Mx = Carries v high fetal morality due to risk of asphyxiation or hypoxia.
If pre-diagnosed then Elective C section at 34-36weeks (+ corticosteroids).
If presenting in labour = push baby back in (NOT cords) and go to emergency C section
Management of stillbirth
Vaginal birth is 1st line (unless contraindicated)
* Give mifepristol +/- Misoprostol to induce labour
Expectant management can be done
*Give Carbergoline (dopamine agonsit) after birth to suppress lactation.
Chorioamnionitis
Bacteria infection of the placenta and amniotic fluid
Sx;
* Uterine tenderness
* Bad smelling amniotic fluid (brown discharge)
* Baseline fetal tachycardia
Mx = prompty delivery of fetus (by C section if needed) followed by IV antibiotics
Management of antenatal GBS
Intrapartum IV Benzylpenecillin - required to reduced neonatal transmission.
Note - Universal GBS screening is not offered. However women who have had GSB in previous pregnancies should be offered intrapartum prophylaxis or testing at 35-37 weeks as their risk remains 50%.
IAP should be offered to any women in preterm labour (regardless of GBS status) and those with fever >38 degrees during labour
Aortocaval compression
This can occur if a pregnant lady lays on her back and causes compression of the IVC and aorta, reducing venous return to the heart therefore reducing CO leading to hypotension.
Place woman in the left lateral position to relieve the compression and improve venous return to the heart
When should you first begin to feel fetal movements
between 18-20 weeks (sometimes 16 if multiparous)
If no movements have been felt by 24 weeks then further investigation is needed.
RCOG definition of reduced fetal movements
<10 movements in 2 hours for pregnancies >28 weeks
RF for reduced fetal movements
- Posture - generally less prominent when sitting/standing
- Distraction
- Placental position - anterior placentas may cause less feeling
- Fetal position - anterior fetal position means movements are less noticable
- Body habitus
- Amniotic fluid volume
- Fetal size
Investigation for a woman 23 weeks gestation presenting with reduced fetal movements (when previous movements were felt)
Handheld doppler
What is the main hormone involved in the stimulation of labour
Prostaglandins
What monitoring is required in labour
FHR every 15 mins (or continuous CTG if indicated)
Contractions assesed every 30 mins
Maternal pulse every 60 mins
Maternal BP + Temp every 4hrs
VE every 4 hours to check progression
Maternal urine dip (ketons/protein) every 4 hours
What is the normal fetal lie
Longitudinal cephalic
Transverse lie
This is common <32 weeks but usually does correct itself.
Management = if >36 weeks then ECV should be tried (can’t be done if ROM already).

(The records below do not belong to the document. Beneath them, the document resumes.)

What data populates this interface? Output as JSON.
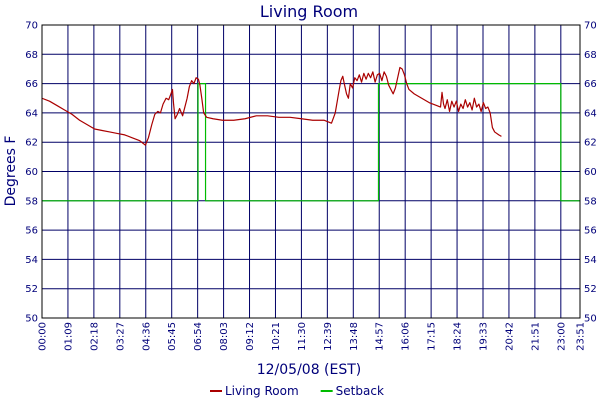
{
  "chart_data": {
    "type": "line",
    "title": "Living Room",
    "xlabel": "12/05/08 (EST)",
    "ylabel": "Degrees F",
    "ylim": [
      50,
      70
    ],
    "yticks": [
      50,
      52,
      54,
      56,
      58,
      60,
      62,
      64,
      66,
      68,
      70
    ],
    "right_axis": true,
    "grid": true,
    "legend_position": "bottom",
    "x_tick_labels": [
      "00:00",
      "01:09",
      "02:18",
      "03:27",
      "04:36",
      "05:45",
      "06:54",
      "08:03",
      "09:12",
      "10:21",
      "11:30",
      "12:39",
      "13:48",
      "14:57",
      "16:06",
      "17:15",
      "18:24",
      "19:33",
      "20:42",
      "21:51",
      "23:00",
      "23:51"
    ],
    "x_tick_minutes": [
      0,
      69,
      138,
      207,
      276,
      345,
      414,
      483,
      552,
      621,
      690,
      759,
      828,
      897,
      966,
      1035,
      1104,
      1173,
      1242,
      1311,
      1380,
      1431
    ],
    "xlim_minutes": [
      0,
      1431
    ],
    "series": [
      {
        "name": "Living Room",
        "color": "#aa0000",
        "points": [
          [
            0,
            65.0
          ],
          [
            20,
            64.8
          ],
          [
            40,
            64.5
          ],
          [
            60,
            64.2
          ],
          [
            80,
            63.9
          ],
          [
            100,
            63.5
          ],
          [
            120,
            63.2
          ],
          [
            140,
            62.9
          ],
          [
            160,
            62.8
          ],
          [
            180,
            62.7
          ],
          [
            200,
            62.6
          ],
          [
            220,
            62.5
          ],
          [
            240,
            62.3
          ],
          [
            260,
            62.1
          ],
          [
            275,
            61.8
          ],
          [
            283,
            62.3
          ],
          [
            292,
            63.2
          ],
          [
            300,
            63.9
          ],
          [
            308,
            64.1
          ],
          [
            315,
            64.0
          ],
          [
            322,
            64.6
          ],
          [
            330,
            65.0
          ],
          [
            337,
            64.9
          ],
          [
            343,
            65.3
          ],
          [
            347,
            65.6
          ],
          [
            350,
            64.6
          ],
          [
            354,
            63.6
          ],
          [
            360,
            63.9
          ],
          [
            366,
            64.3
          ],
          [
            374,
            63.8
          ],
          [
            380,
            64.4
          ],
          [
            386,
            65.0
          ],
          [
            392,
            65.8
          ],
          [
            398,
            66.2
          ],
          [
            404,
            66.0
          ],
          [
            410,
            66.4
          ],
          [
            416,
            66.3
          ],
          [
            420,
            65.9
          ],
          [
            425,
            65.0
          ],
          [
            430,
            64.0
          ],
          [
            438,
            63.7
          ],
          [
            455,
            63.6
          ],
          [
            480,
            63.5
          ],
          [
            510,
            63.5
          ],
          [
            540,
            63.6
          ],
          [
            570,
            63.8
          ],
          [
            600,
            63.8
          ],
          [
            630,
            63.7
          ],
          [
            660,
            63.7
          ],
          [
            690,
            63.6
          ],
          [
            720,
            63.5
          ],
          [
            750,
            63.5
          ],
          [
            770,
            63.3
          ],
          [
            780,
            64.0
          ],
          [
            786,
            64.9
          ],
          [
            790,
            65.5
          ],
          [
            795,
            66.2
          ],
          [
            800,
            66.5
          ],
          [
            804,
            66.0
          ],
          [
            810,
            65.3
          ],
          [
            815,
            65.0
          ],
          [
            820,
            66.0
          ],
          [
            826,
            65.7
          ],
          [
            832,
            66.4
          ],
          [
            838,
            66.2
          ],
          [
            844,
            66.6
          ],
          [
            850,
            66.1
          ],
          [
            856,
            66.7
          ],
          [
            862,
            66.3
          ],
          [
            868,
            66.7
          ],
          [
            874,
            66.4
          ],
          [
            880,
            66.8
          ],
          [
            886,
            66.1
          ],
          [
            892,
            66.6
          ],
          [
            898,
            66.7
          ],
          [
            904,
            66.2
          ],
          [
            910,
            66.8
          ],
          [
            916,
            66.5
          ],
          [
            922,
            65.9
          ],
          [
            928,
            65.6
          ],
          [
            934,
            65.3
          ],
          [
            940,
            65.7
          ],
          [
            946,
            66.4
          ],
          [
            952,
            67.1
          ],
          [
            958,
            67.0
          ],
          [
            964,
            66.6
          ],
          [
            970,
            66.0
          ],
          [
            976,
            65.6
          ],
          [
            990,
            65.3
          ],
          [
            1010,
            65.0
          ],
          [
            1030,
            64.7
          ],
          [
            1050,
            64.5
          ],
          [
            1060,
            64.4
          ],
          [
            1064,
            65.4
          ],
          [
            1068,
            64.6
          ],
          [
            1072,
            64.3
          ],
          [
            1078,
            64.9
          ],
          [
            1084,
            64.1
          ],
          [
            1090,
            64.8
          ],
          [
            1096,
            64.4
          ],
          [
            1102,
            64.8
          ],
          [
            1108,
            64.1
          ],
          [
            1114,
            64.6
          ],
          [
            1120,
            64.3
          ],
          [
            1126,
            64.9
          ],
          [
            1132,
            64.4
          ],
          [
            1138,
            64.7
          ],
          [
            1144,
            64.2
          ],
          [
            1150,
            65.0
          ],
          [
            1156,
            64.4
          ],
          [
            1162,
            64.6
          ],
          [
            1168,
            64.1
          ],
          [
            1174,
            64.7
          ],
          [
            1180,
            64.3
          ],
          [
            1186,
            64.4
          ],
          [
            1192,
            64.0
          ],
          [
            1198,
            63.0
          ],
          [
            1204,
            62.7
          ],
          [
            1215,
            62.5
          ],
          [
            1222,
            62.4
          ]
        ]
      },
      {
        "name": "Setback",
        "color": "#00bb00",
        "points": [
          [
            0,
            58
          ],
          [
            415,
            58
          ],
          [
            415,
            66
          ],
          [
            435,
            66
          ],
          [
            435,
            58
          ],
          [
            895,
            58
          ],
          [
            895,
            66
          ],
          [
            1380,
            66
          ],
          [
            1380,
            58
          ],
          [
            1431,
            58
          ]
        ]
      }
    ]
  }
}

If unsuccesful then C section.
Contraindications to ECV
Antepartum haemorrhage in past 7 days
Abnormal CTG
Major uterine abnormality
Ruptured membranes
Multiple pregnancy
Indications for forceps delivery
Fetal distress during 2nd stage of labour
Maternal distress in 2nd stage
Failure to progress
Control of head in breech delivery
What determines success in the 2nd stage of labour
Power = strenght of contractions
Passenger = size, attitude, lie + presentation of fetus
Passage = size and shape of the pelvis
P-PROM
Preterm pre-labour rupture of membranes
Invx = Speculum reveals pooling of amniotic fluid in the vagina
Mx x = Prophylactic Erythromycin (to prevent chorioamnionitis) + Induction of labour (if 34+ weeks)
make sure to give maternal corticosteroids.